JUILLET ECOSSAIS

A 6heures ciel tout bleu. Une belle journée en perspective ? Le mari de Kath nous sert le petit déjeuner. Il a été marin et a parcouru le monde du Venezuela à Odessa. Nous ne l’impressionnons guère avec nos voyages touristiques ! Maintenant il voyage pour présenter ses chiens à des concours canins.
Nous montons sur le viaduc de chemin de fer démantelé. De là nous avons une très belle vue sur l’embouchure du fleuve Esk, les dunes, les prés et les champs.

Je poursuis le « nature trail » de la réserve de Saint Cyrus dans les dunes. Le chemin passe entre des ajoncs et des aubépines maintenant défleuris. Les géraniums sauvages sont éclatants et les campanules violettes flashent avec leurs clochettes ramassées en bouquets fournis. Des lapins détalent ? Le pêcheur a étalé ses filets qu’il répare.
– « Que pêchez vous ? »
– « des saumons, deux fois par jour avec la marée. »
– « où es vendez vous ? »
– « Ils partent en France »
– « nous apprécions beaucoup le saumon écossais ! »
J’aurais aimé poursuivre cette conversation. Si rare pendant ces vacances écossaises ! Ici, les gens sont aimables. Ils saluent le promeneur par un « Hello » chaleureux ou glissent une remarque polie et anodine « what a lovely day ! » qui me désarçonne un peu. Je n’aurais jamais pensé que cette matinée brumeuse et fraîche puisse être qualifiée de « gorgeous ! » ou de « wonderful ». J’ai du mal à partager leur enthousiasme. On conclue avec philosophie un jour de pluie incessante « au moins, c’est mieux qu’en Angleterre ! Pauvres gens inondés ! ». Jamais l’échange ne va plus lin que ces considérations météorologiques.

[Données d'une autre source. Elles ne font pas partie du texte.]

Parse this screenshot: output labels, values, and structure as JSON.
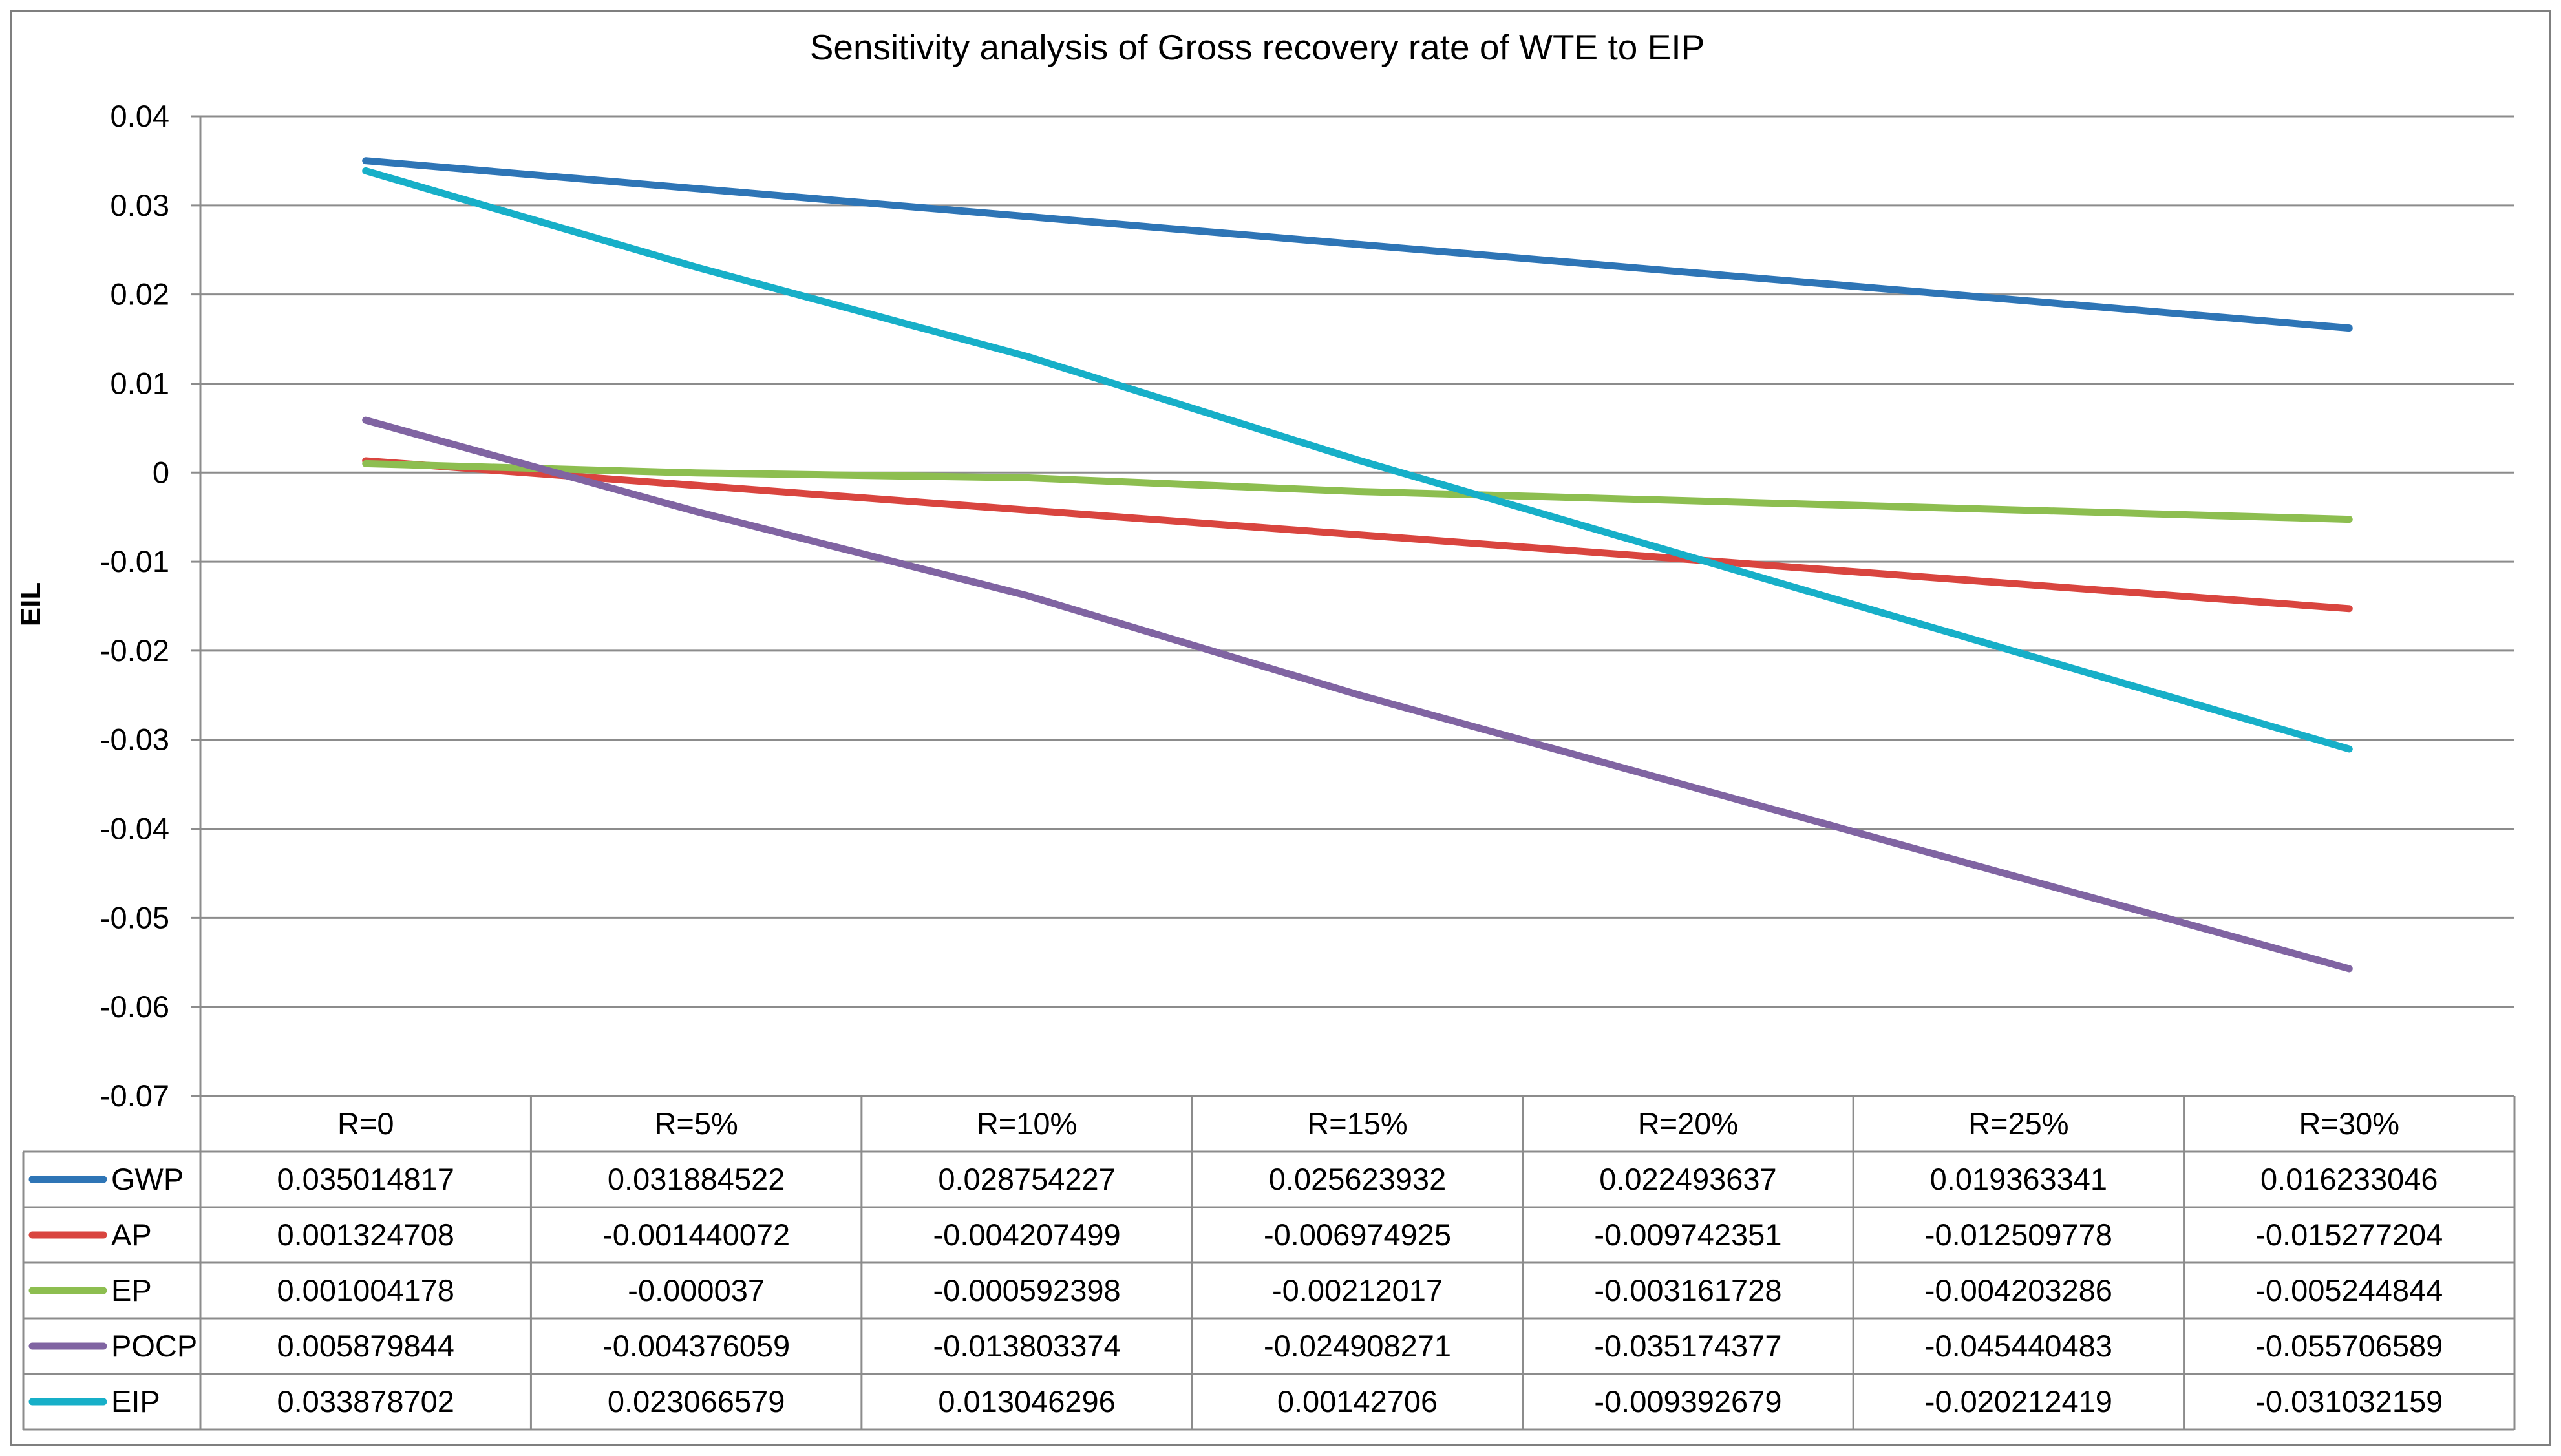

C’est pour cela que la conversation avec notre logeur et avec le pêcheur prennent tout leur prix.
Le sentier monte sur la falaise, puis se poursuit en corniche jusqu’à la pointe. Sur les rochers de la plage, je vois une colonie de cormorans.
Le ciel s’est obscurci, vers 11 heures, il pleut quelques gouttes. Nous ne pouvons pas rester sur la plage comme prévu.
Arbroath
« et si on allait acheter du saumon à Arbroath ? »
Distante de 15 miles par l’A92 bien roulante, nous sommes vite rendues. Plusieurs B&B sont indiqués par des flèches marron. Mercredi dernier nous n’avions rien trouvé sur la petite route. J’en tire une nouvelle leçon : ne pas sortir des itinéraires balisés si on cherche un hébergement. Hors des zones touristiques, pas de B&B !
L’Abbaye de Arbroath est très célèbre pour la Déclaration d’Arbroath (1320) sous Robert Bruce. C’est un des textes fondateurs de la nation écossaise. L’Abbaye, construite en grès rouge comme toute la ville est encore très impressionnante. Malheureusement Arbroath, ville active de 24 000 habitants souffre d’un problème de stationnement. Nous y avons tourné à notre premier passage et nous ne nous attardons pas. Nous retournons sur le bord de la mer dans la rue bordée de petites maisons peintes de couleurs vives où nous avions acheté le saumon dans une fumerie. Mercredi la rue était envahie de l’odeur de poisson fumé. Aujourd’hui, samedi le magasin est ouvert mais on ne fume pas le poisson.
Nous allons le déguster sur la digue au pied des falaises de Seaton. La marée est haute. L’eau arrive jusqu’à la digue. A l’arrière du parking, une belle pelouse verte où les enfants jouent, les chiens s’ébattent et un char à voile file à grande vitesse (la voile est un cerf volant). Avec mon pain j’attire mouettes et goélands ? Les mouettes ont la tête noire ou gris foncé, elles sont plus petites et plus élégantes que les goélands. A l’entrée du sentier des falaises un panneau très détaillé explique la formation de la falaise de grès rouge il y a 400 millions d’années dans le delta d’un fleuve. Je reconnais ensuite les stratifications entrecroisées et le granulo-classement typiques de ces formations.
15heures, Tesco de Montrose, sous une pluie battante, courses. Il y a foule.
House of Dun

15h30, la pluie a cessé. House of Dun est une très belle maison géorgienne ouverte à la visite (billet très cher : 8£ pour les adultes, 5£ concession). Le célèbre architecte Adams a dessiné la maison protégée par une haie de séquoias Wellingtonia géants (38m) . Grosse bâtisse carrée, des colonnes encadrent le perron, sobre et classique. Attenante, une cour bordée des maisons basses des communs, au centre de la cour une curieuse ronde de tilleuls taillés comme des charmilles. On entre dans la cour en passant sous une Tour de l’Horloge. La façade regardant vers le parc est agrémentée d’un escalier aux ferronneries délicates, dessinant une courbe et portant des fleurs en abondance. Un petit labyrinthe en bus, taillés, termine la terrasse qui domine les prés et dessine une perspective jusqu’au bassin de Montrose.
Le château est encore meublé. Certaines pièces conservent l’ordonnancement original d’Adams de 1750 d’autres ont été refaites à la période victorienne. La famille Erskine possédait le château. Le châtelain le plus célèbre devint le Roi George IV, entouré de sa maîtresse et de leurs neuf enfants, représenté sur un tableau ornant la salle à manger. Devenu roi, il se maria à une princesse autrichienne qui ne lui donna pas d’héritier. Les neuf enfants considérés comme illégitimes ne pouvaient pas régner. Victoria fut donc désignée comme reine.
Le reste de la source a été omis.